Permission granted for controversial battery plant in Kerry

Permission granted for controversial battery plant in Kerry

Kerry County Council is being asked to set out its policies for “emerging technologies” after it gave the go-ahead for a controversial battery storage plant near an electricity substation in Sliabh Luachra.

Residents already mobilising against plans for huge wind turbines near their homes and villages lodged an appeal against the decision to An Bord Pleanala but it was deemed to be a day late.

Sliabh Luachra Wind Awareness group is awaiting a written explanation from An Bord Pleanala on why the appeal was deemed late – and is to take a judicial review of the council decision.

The Sliabh Lucahra heartland, an area rich in culture running east of Killarney along the Kerry/Cork/Limerick border is being turned into “an industrial minefield”, and an experimental area for emerging technologies, the residents claim.

Protestors, many in yellow safety jackets, held a demonstration outside the May monthly meeting of Kerry County Council in Tralee earlier this week.

Redfaze Ltd wants to develop 40 lithium-ion battery storage units, equipment and transformers in Ballynahulla, around 3km from the village of Ballydesmond and in the catchment of the Munster Blackwater.

The compound will be less than 700 metres from some houses, and residents fear explosions and toxic fumes and smog. Noise emission from the transformers is also a concern. As well as conservationists and parents of young children, objectors include horse breeders and trainers who fear for their bloodstock business.

Kerry County Council found that the compound would not seriously injure the amenities of the area and would not be prejudicial to public health and safety.
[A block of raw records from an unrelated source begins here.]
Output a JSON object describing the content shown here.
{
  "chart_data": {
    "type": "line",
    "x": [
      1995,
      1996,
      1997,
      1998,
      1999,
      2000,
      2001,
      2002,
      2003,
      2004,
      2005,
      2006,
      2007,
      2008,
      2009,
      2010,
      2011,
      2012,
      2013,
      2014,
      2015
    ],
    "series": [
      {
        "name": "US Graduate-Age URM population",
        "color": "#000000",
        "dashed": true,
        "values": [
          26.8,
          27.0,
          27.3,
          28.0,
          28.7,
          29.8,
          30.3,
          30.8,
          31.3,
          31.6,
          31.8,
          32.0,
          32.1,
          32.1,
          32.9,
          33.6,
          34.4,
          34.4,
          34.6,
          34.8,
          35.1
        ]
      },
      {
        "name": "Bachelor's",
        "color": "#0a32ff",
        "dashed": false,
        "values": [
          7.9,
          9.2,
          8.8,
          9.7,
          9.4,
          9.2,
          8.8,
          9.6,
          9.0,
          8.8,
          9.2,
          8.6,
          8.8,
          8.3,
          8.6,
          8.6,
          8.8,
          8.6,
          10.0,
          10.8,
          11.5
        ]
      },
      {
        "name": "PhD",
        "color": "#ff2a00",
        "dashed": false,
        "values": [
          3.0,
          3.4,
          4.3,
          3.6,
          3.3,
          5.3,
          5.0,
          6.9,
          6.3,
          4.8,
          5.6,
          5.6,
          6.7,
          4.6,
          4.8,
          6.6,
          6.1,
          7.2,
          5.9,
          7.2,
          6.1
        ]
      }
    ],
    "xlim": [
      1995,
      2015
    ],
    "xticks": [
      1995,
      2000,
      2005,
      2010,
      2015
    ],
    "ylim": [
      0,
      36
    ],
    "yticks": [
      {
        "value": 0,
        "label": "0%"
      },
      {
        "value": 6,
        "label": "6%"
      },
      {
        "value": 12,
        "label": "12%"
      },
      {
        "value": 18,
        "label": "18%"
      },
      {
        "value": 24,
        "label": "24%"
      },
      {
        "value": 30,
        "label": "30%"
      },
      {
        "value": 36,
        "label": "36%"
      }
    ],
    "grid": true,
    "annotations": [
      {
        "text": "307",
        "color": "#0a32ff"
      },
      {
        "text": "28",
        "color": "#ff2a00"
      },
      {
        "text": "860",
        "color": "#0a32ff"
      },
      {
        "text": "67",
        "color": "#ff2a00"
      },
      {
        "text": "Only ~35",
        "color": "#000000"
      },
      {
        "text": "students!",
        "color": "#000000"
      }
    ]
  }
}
It attached a number of conditions including that in the event of noise complaints an acoustic specialist will be brought in to ascertain the cause of the noise and abate the nuisance.

Battery storage compounds, involving lithium-ion batteries, partner with wind farms, capturing surplus energy from wind farms during high winds and releasing it back into the power stations when the turbines are slack.
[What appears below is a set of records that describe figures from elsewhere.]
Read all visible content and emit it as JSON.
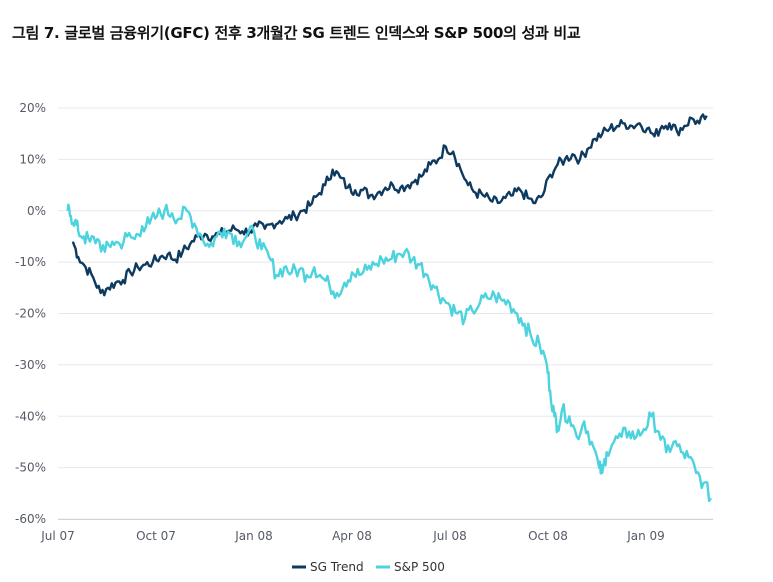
{
  "chart_data": {
    "type": "line",
    "title": "그림 7. 글로벌 금융위기(GFC) 전후 3개월간 SG 트렌드 인덱스와 S&P 500의 성과 비교",
    "xlabel": "",
    "ylabel": "",
    "x_tick_labels": [
      "Jul 07",
      "Oct 07",
      "Jan 08",
      "Apr 08",
      "Jul 08",
      "Oct 08",
      "Jan 09"
    ],
    "y_tick_labels": [
      "20%",
      "10%",
      "0%",
      "-10%",
      "-20%",
      "-30%",
      "-40%",
      "-50%",
      "-60%"
    ],
    "y_ticks": [
      20,
      10,
      0,
      -10,
      -20,
      -30,
      -40,
      -50,
      -60
    ],
    "ylim": [
      -60,
      20
    ],
    "grid": "horizontal",
    "legend_position": "bottom-center",
    "series": [
      {
        "name": "SG Trend",
        "color": "#0e3a5f",
        "points": [
          [
            "2007-07-15",
            -6
          ],
          [
            "2007-07-20",
            -9
          ],
          [
            "2007-07-27",
            -11
          ],
          [
            "2007-08-03",
            -13
          ],
          [
            "2007-08-10",
            -16
          ],
          [
            "2007-08-17",
            -15
          ],
          [
            "2007-08-24",
            -14
          ],
          [
            "2007-08-31",
            -13.5
          ],
          [
            "2007-09-07",
            -12
          ],
          [
            "2007-09-14",
            -11
          ],
          [
            "2007-09-21",
            -10.5
          ],
          [
            "2007-09-28",
            -10
          ],
          [
            "2007-10-05",
            -9
          ],
          [
            "2007-10-12",
            -8.5
          ],
          [
            "2007-10-19",
            -9.5
          ],
          [
            "2007-10-26",
            -8
          ],
          [
            "2007-11-02",
            -6.5
          ],
          [
            "2007-11-09",
            -5
          ],
          [
            "2007-11-16",
            -4.5
          ],
          [
            "2007-11-23",
            -5
          ],
          [
            "2007-11-30",
            -4.5
          ],
          [
            "2007-12-07",
            -4
          ],
          [
            "2007-12-14",
            -3.5
          ],
          [
            "2007-12-21",
            -4
          ],
          [
            "2007-12-28",
            -4
          ],
          [
            "2008-01-04",
            -3
          ],
          [
            "2008-01-11",
            -3.5
          ],
          [
            "2008-01-18",
            -2.5
          ],
          [
            "2008-01-25",
            -2
          ],
          [
            "2008-02-01",
            -1.5
          ],
          [
            "2008-02-08",
            -1
          ],
          [
            "2008-02-15",
            0
          ],
          [
            "2008-02-22",
            1
          ],
          [
            "2008-02-29",
            3
          ],
          [
            "2008-03-07",
            5
          ],
          [
            "2008-03-14",
            8
          ],
          [
            "2008-03-21",
            6.5
          ],
          [
            "2008-03-28",
            4.5
          ],
          [
            "2008-04-04",
            4
          ],
          [
            "2008-04-11",
            4
          ],
          [
            "2008-04-18",
            3
          ],
          [
            "2008-04-25",
            3.5
          ],
          [
            "2008-05-02",
            4.5
          ],
          [
            "2008-05-09",
            5
          ],
          [
            "2008-05-16",
            4.5
          ],
          [
            "2008-05-23",
            5
          ],
          [
            "2008-05-30",
            6
          ],
          [
            "2008-06-06",
            7
          ],
          [
            "2008-06-13",
            9
          ],
          [
            "2008-06-20",
            10
          ],
          [
            "2008-06-27",
            12.5
          ],
          [
            "2008-07-04",
            11.5
          ],
          [
            "2008-07-11",
            8
          ],
          [
            "2008-07-18",
            5
          ],
          [
            "2008-07-25",
            3.5
          ],
          [
            "2008-08-01",
            3
          ],
          [
            "2008-08-08",
            2
          ],
          [
            "2008-08-15",
            1.5
          ],
          [
            "2008-08-22",
            2.5
          ],
          [
            "2008-08-29",
            3
          ],
          [
            "2008-09-05",
            4
          ],
          [
            "2008-09-12",
            2.5
          ],
          [
            "2008-09-19",
            1.5
          ],
          [
            "2008-09-26",
            3
          ],
          [
            "2008-10-03",
            7
          ],
          [
            "2008-10-10",
            9
          ],
          [
            "2008-10-17",
            10
          ],
          [
            "2008-10-24",
            11
          ],
          [
            "2008-10-31",
            10
          ],
          [
            "2008-11-07",
            12
          ],
          [
            "2008-11-14",
            14
          ],
          [
            "2008-11-21",
            15
          ],
          [
            "2008-11-28",
            16
          ],
          [
            "2008-12-05",
            16.5
          ],
          [
            "2008-12-12",
            17
          ],
          [
            "2008-12-19",
            16.5
          ],
          [
            "2008-12-26",
            17
          ],
          [
            "2009-01-02",
            16
          ],
          [
            "2009-01-09",
            14.5
          ],
          [
            "2009-01-16",
            16.5
          ],
          [
            "2009-01-23",
            17
          ],
          [
            "2009-01-30",
            15.5
          ],
          [
            "2009-02-06",
            16.5
          ],
          [
            "2009-02-13",
            18
          ],
          [
            "2009-02-20",
            17
          ],
          [
            "2009-02-27",
            18.5
          ]
        ]
      },
      {
        "name": "S&P 500",
        "color": "#4dd3de",
        "points": [
          [
            "2007-07-10",
            0
          ],
          [
            "2007-07-13",
            -1
          ],
          [
            "2007-07-17",
            -2
          ],
          [
            "2007-07-20",
            -4
          ],
          [
            "2007-07-25",
            -5
          ],
          [
            "2007-07-31",
            -6
          ],
          [
            "2007-08-07",
            -5.5
          ],
          [
            "2007-08-14",
            -8
          ],
          [
            "2007-08-21",
            -6
          ],
          [
            "2007-08-28",
            -6.5
          ],
          [
            "2007-09-04",
            -5
          ],
          [
            "2007-09-11",
            -5.5
          ],
          [
            "2007-09-18",
            -3
          ],
          [
            "2007-09-25",
            -2.5
          ],
          [
            "2007-10-02",
            -1
          ],
          [
            "2007-10-09",
            0
          ],
          [
            "2007-10-16",
            -0.5
          ],
          [
            "2007-10-23",
            -1.5
          ],
          [
            "2007-10-30",
            0
          ],
          [
            "2007-11-06",
            -2.5
          ],
          [
            "2007-11-13",
            -5
          ],
          [
            "2007-11-20",
            -7
          ],
          [
            "2007-11-27",
            -5
          ],
          [
            "2007-12-04",
            -3.5
          ],
          [
            "2007-12-11",
            -4.5
          ],
          [
            "2007-12-18",
            -6
          ],
          [
            "2007-12-25",
            -5
          ],
          [
            "2008-01-01",
            -4
          ],
          [
            "2008-01-08",
            -7.5
          ],
          [
            "2008-01-15",
            -9
          ],
          [
            "2008-01-22",
            -12.5
          ],
          [
            "2008-01-29",
            -11
          ],
          [
            "2008-02-05",
            -12
          ],
          [
            "2008-02-12",
            -11.5
          ],
          [
            "2008-02-19",
            -12.5
          ],
          [
            "2008-02-26",
            -11
          ],
          [
            "2008-03-04",
            -13
          ],
          [
            "2008-03-11",
            -14.5
          ],
          [
            "2008-03-18",
            -16
          ],
          [
            "2008-03-25",
            -14
          ],
          [
            "2008-04-01",
            -12
          ],
          [
            "2008-04-08",
            -12.5
          ],
          [
            "2008-04-15",
            -11.5
          ],
          [
            "2008-04-22",
            -10.5
          ],
          [
            "2008-04-29",
            -9.5
          ],
          [
            "2008-05-06",
            -9.5
          ],
          [
            "2008-05-13",
            -8.5
          ],
          [
            "2008-05-20",
            -8
          ],
          [
            "2008-05-27",
            -9.5
          ],
          [
            "2008-06-03",
            -10.5
          ],
          [
            "2008-06-10",
            -12.5
          ],
          [
            "2008-06-17",
            -15
          ],
          [
            "2008-06-24",
            -17
          ],
          [
            "2008-07-01",
            -18.5
          ],
          [
            "2008-07-08",
            -20
          ],
          [
            "2008-07-15",
            -21
          ],
          [
            "2008-07-22",
            -19.5
          ],
          [
            "2008-07-29",
            -18
          ],
          [
            "2008-08-05",
            -17
          ],
          [
            "2008-08-12",
            -16.5
          ],
          [
            "2008-08-19",
            -17.5
          ],
          [
            "2008-08-26",
            -18
          ],
          [
            "2008-09-02",
            -20
          ],
          [
            "2008-09-09",
            -22
          ],
          [
            "2008-09-16",
            -25
          ],
          [
            "2008-09-23",
            -26
          ],
          [
            "2008-09-30",
            -30
          ],
          [
            "2008-10-03",
            -35
          ],
          [
            "2008-10-07",
            -40
          ],
          [
            "2008-10-10",
            -42
          ],
          [
            "2008-10-14",
            -39
          ],
          [
            "2008-10-21",
            -40
          ],
          [
            "2008-10-28",
            -44
          ],
          [
            "2008-11-04",
            -41
          ],
          [
            "2008-11-11",
            -45
          ],
          [
            "2008-11-18",
            -50
          ],
          [
            "2008-11-21",
            -51
          ],
          [
            "2008-11-25",
            -47
          ],
          [
            "2008-12-02",
            -45
          ],
          [
            "2008-12-09",
            -44
          ],
          [
            "2008-12-16",
            -43
          ],
          [
            "2008-12-23",
            -44
          ],
          [
            "2008-12-30",
            -42.5
          ],
          [
            "2009-01-06",
            -40
          ],
          [
            "2009-01-13",
            -43
          ],
          [
            "2009-01-20",
            -47
          ],
          [
            "2009-01-27",
            -45
          ],
          [
            "2009-02-03",
            -47
          ],
          [
            "2009-02-10",
            -48
          ],
          [
            "2009-02-17",
            -51
          ],
          [
            "2009-02-24",
            -53
          ],
          [
            "2009-03-03",
            -56
          ]
        ]
      }
    ]
  }
}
“This technology is in its infancy,” said Fred O'Sullivan, Sliabh Luachra Wind Awareness group spokesman, adding that the batteries are prone to self-explode, and that in Australia, such storage units must be underground and 10 miles from buildings.
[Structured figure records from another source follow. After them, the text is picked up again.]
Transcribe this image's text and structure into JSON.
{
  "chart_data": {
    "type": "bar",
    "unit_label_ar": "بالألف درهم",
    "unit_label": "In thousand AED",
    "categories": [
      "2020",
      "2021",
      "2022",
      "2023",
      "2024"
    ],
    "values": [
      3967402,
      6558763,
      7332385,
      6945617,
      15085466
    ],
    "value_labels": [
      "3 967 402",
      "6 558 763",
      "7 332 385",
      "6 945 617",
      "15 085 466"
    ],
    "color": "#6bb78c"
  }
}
The group is already taking a judicial review of a giant windfarm spread 8km across several townlands between Ballydesmond and Gneeveguilla near Killarney, which has been granted An Bord Pleanála permission.

The council in Kerry is coming under increasing pressure to review its policies with regard to energy. Now a major producer of wind energy, with hundreds of wind turbines and planning for more, the county's wind strategy is based on a setback guideline of 500 metres established in 2006 when turbines were half the size they are now.

Yet another attempt to have a minimum setback distance of up to 1.5 kilometres of people’s homes failed at Council level on Monday.

The people of rural Ireland do not have a voice when it comes to wind energy, the final meeting of the current council in Kerry was told. The council will outline its procedures and policies with regard to emerging technologies to the new council.